Neden sürekli hassasiyetlerimiz tartışmaya açılıyor?

Kimdir bu cami provokasyonlarını yapanlar? Kimdir bu ülkenin hassasiyetlerine sürekli parmak basan, darbe söylemini ortaya atanlar?

Hamasi söylemler ve suni gündemlerle günlerimiz geçiyor.

Bu darbe tehdidi oluşturanlar kim? Bir darbe planı varsa bütün ülkece karşısına dikilelim, tehdidi yok edelim.

Kim ne biliyorsa ortaya dökmeli, milletimizi bu tehditten sıyırıp çekmeli.

Darbeci söylemini bir siyasi ahlaksızlık söylemi haline getirenler, bunu bir tehdit olarak kullananlar ise artık ayıklanmalı ve ülkece bu konuda şeffaflaşmalıyız!

Bugün iktidarında, muhalefetinde darbeye karşı duruşunda hemfikir olabiliyor muyuz?

Darbeye karşı olmak, neden net çizgilerle çerçevelendirilemiyor? Darbe neden sağcısıyla, solcusuyla, İslamcısıyla, liberaliyle herkes için net bir tarife sahip değil?

Herkese göre değişen bir kavram mı? Siyasilerin darbe söylemini bir korku ortamı yaratmak için kullanmadıklarına nasıl emin olacağız?
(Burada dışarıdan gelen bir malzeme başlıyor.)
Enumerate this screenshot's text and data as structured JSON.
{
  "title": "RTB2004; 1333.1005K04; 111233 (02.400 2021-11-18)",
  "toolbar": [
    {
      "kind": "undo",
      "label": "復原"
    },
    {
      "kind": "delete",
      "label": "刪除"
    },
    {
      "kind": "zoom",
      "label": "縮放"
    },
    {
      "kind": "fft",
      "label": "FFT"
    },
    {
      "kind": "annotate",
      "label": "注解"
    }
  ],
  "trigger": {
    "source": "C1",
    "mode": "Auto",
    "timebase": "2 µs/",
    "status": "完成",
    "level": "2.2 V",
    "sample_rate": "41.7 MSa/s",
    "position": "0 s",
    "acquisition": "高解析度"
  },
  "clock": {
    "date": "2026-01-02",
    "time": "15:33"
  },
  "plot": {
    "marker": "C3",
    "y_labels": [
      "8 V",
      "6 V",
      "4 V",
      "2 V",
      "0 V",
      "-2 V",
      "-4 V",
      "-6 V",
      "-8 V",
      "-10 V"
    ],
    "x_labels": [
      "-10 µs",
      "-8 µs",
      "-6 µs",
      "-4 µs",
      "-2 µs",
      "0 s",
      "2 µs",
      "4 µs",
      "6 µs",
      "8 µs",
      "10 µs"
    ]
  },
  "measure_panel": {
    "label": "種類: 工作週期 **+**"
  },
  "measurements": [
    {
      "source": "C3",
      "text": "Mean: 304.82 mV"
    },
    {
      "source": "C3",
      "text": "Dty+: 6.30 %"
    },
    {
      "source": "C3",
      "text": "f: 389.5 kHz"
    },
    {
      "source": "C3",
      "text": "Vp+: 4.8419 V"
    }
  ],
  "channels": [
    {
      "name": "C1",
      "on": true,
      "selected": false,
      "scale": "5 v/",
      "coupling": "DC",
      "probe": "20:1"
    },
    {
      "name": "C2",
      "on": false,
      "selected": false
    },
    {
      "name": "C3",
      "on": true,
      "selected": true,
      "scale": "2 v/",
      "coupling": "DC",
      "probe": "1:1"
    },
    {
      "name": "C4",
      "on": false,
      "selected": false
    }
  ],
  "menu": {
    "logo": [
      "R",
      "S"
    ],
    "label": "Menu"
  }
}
Her şeyin birbirine geçtiği kimin hangi cephede olduğu belli olmayan bu iktidar savaşları, koltuk muharebeleri, kirli oyunlar, elbette gün yüzüne çıkacaktır.
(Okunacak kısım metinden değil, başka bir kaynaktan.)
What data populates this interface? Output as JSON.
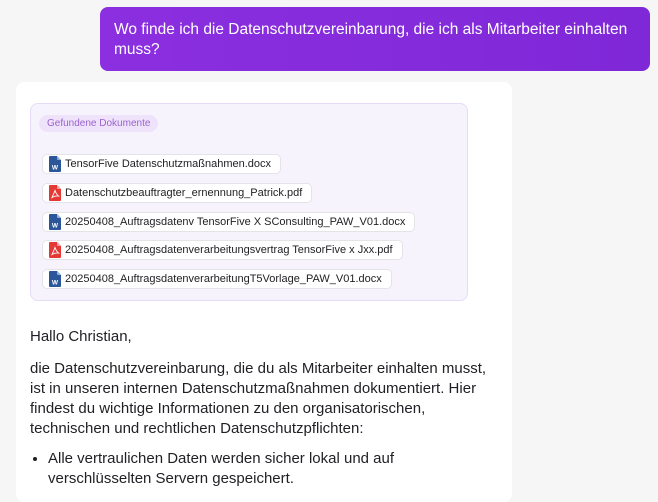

Milletimize düşen bu süreçte itidalli olmak, birlik olmak ve her türlü ayrışmaya engel olmaktır.

Ancak bu söylemler iktidara da muhalefete de tuzak söylemlerdir, millet bu zor günlerin ardından baskı ve sömürü malzemesi yapılmış bütün oluşumlara dersini vermekten kaçınmayacaktır.

Biz Türklerde ne yazık ki bir aşağılık kompleksi var ama bu tamamen özentilikten doğan bir yanılsama.
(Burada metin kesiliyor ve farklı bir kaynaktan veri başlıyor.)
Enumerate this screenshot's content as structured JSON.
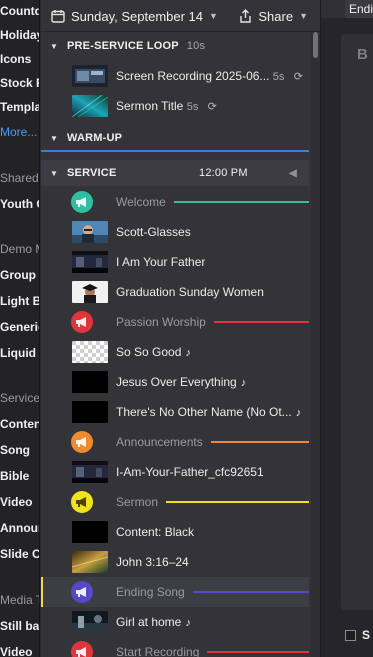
{
  "sidebar": {
    "items": [
      {
        "label": "Countdowns",
        "kind": "bold"
      },
      {
        "label": "Holiday",
        "kind": "bold"
      },
      {
        "label": "Icons",
        "kind": "bold"
      },
      {
        "label": "Stock Photos",
        "kind": "bold"
      },
      {
        "label": "Templates",
        "kind": "bold"
      },
      {
        "label": "More...",
        "kind": "link"
      },
      {
        "label": "Shared Groups",
        "kind": "head"
      },
      {
        "label": "Youth Group",
        "kind": "bold"
      },
      {
        "label": "Demo Media",
        "kind": "head"
      },
      {
        "label": "Group Up",
        "kind": "bold"
      },
      {
        "label": "Light Background",
        "kind": "bold"
      },
      {
        "label": "Generic",
        "kind": "bold"
      },
      {
        "label": "Liquid Colors",
        "kind": "bold"
      },
      {
        "label": "Service Items",
        "kind": "head"
      },
      {
        "label": "Content",
        "kind": "bold"
      },
      {
        "label": "Song",
        "kind": "bold"
      },
      {
        "label": "Bible",
        "kind": "bold"
      },
      {
        "label": "Video",
        "kind": "bold"
      },
      {
        "label": "Announcement",
        "kind": "bold"
      },
      {
        "label": "Slide Carousel",
        "kind": "bold"
      },
      {
        "label": "Media Types",
        "kind": "head"
      },
      {
        "label": "Still background",
        "kind": "bold"
      },
      {
        "label": "Video",
        "kind": "bold"
      }
    ]
  },
  "header": {
    "date": "Sunday, September 14",
    "share": "Share"
  },
  "sections": {
    "preservice": {
      "title": "PRE-SERVICE LOOP",
      "duration": "10s"
    },
    "warmup": {
      "title": "WARM-UP"
    },
    "service": {
      "title": "SERVICE",
      "time": "12:00 PM"
    }
  },
  "preservice_items": [
    {
      "label": "Screen Recording 2025-06...",
      "duration": "5s"
    },
    {
      "label": "Sermon Title",
      "duration": "5s"
    }
  ],
  "service_items": [
    {
      "type": "header",
      "label": "Welcome",
      "color": "#2fbfa0"
    },
    {
      "type": "item",
      "label": "Scott-Glasses",
      "thumb": "person"
    },
    {
      "type": "item",
      "label": "I Am Your Father",
      "thumb": "dark-scene"
    },
    {
      "type": "item",
      "label": "Graduation Sunday Women",
      "thumb": "graduate"
    },
    {
      "type": "header",
      "label": "Passion Worship",
      "color": "#e0353b"
    },
    {
      "type": "item",
      "label": "So So Good",
      "thumb": "checker",
      "song": true
    },
    {
      "type": "item",
      "label": "Jesus Over Everything",
      "thumb": "black",
      "song": true
    },
    {
      "type": "item",
      "label": "There's No Other Name (No Ot...",
      "thumb": "black",
      "song": true
    },
    {
      "type": "header",
      "label": "Announcements",
      "color": "#f08a2e"
    },
    {
      "type": "item",
      "label": "I-Am-Your-Father_cfc92651",
      "thumb": "dark-scene"
    },
    {
      "type": "header",
      "label": "Sermon",
      "color": "#f2e21c"
    },
    {
      "type": "item",
      "label": "Content: Black",
      "thumb": "black"
    },
    {
      "type": "item",
      "label": "John 3:16–24",
      "thumb": "golden"
    },
    {
      "type": "header",
      "label": "Ending Song",
      "color": "#5a46c9",
      "selected": true
    },
    {
      "type": "item",
      "label": "Girl at home",
      "thumb": "night",
      "song": true
    },
    {
      "type": "header",
      "label": "Start Recording",
      "color": "#e0353b"
    }
  ],
  "right_panel": {
    "title": "Endi",
    "panel_letter": "B",
    "checkbox_label": "S"
  },
  "colors": {
    "accent_blue": "#3d7be0",
    "selected_marker": "#f2d64b"
  }
}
Biz mücadeleci ve farkındalığı yüksek bir milletiz. Bu kötü günler geçer ama yapılan kötülükler hafızalara kazınır, unutulmaz ve yargı önünde mutlaka hesabı sorulur.

Bugün kendince adalet dağıtmaya çalışanlar, nefret söylemi savuranlar, ölüm listeleri hazırlayanlar, camilerden şarkı çaldıranlar unutmasın ki hepsinin hesabı sorulur, bugün veya gelecekte… Mutlaka sorulur!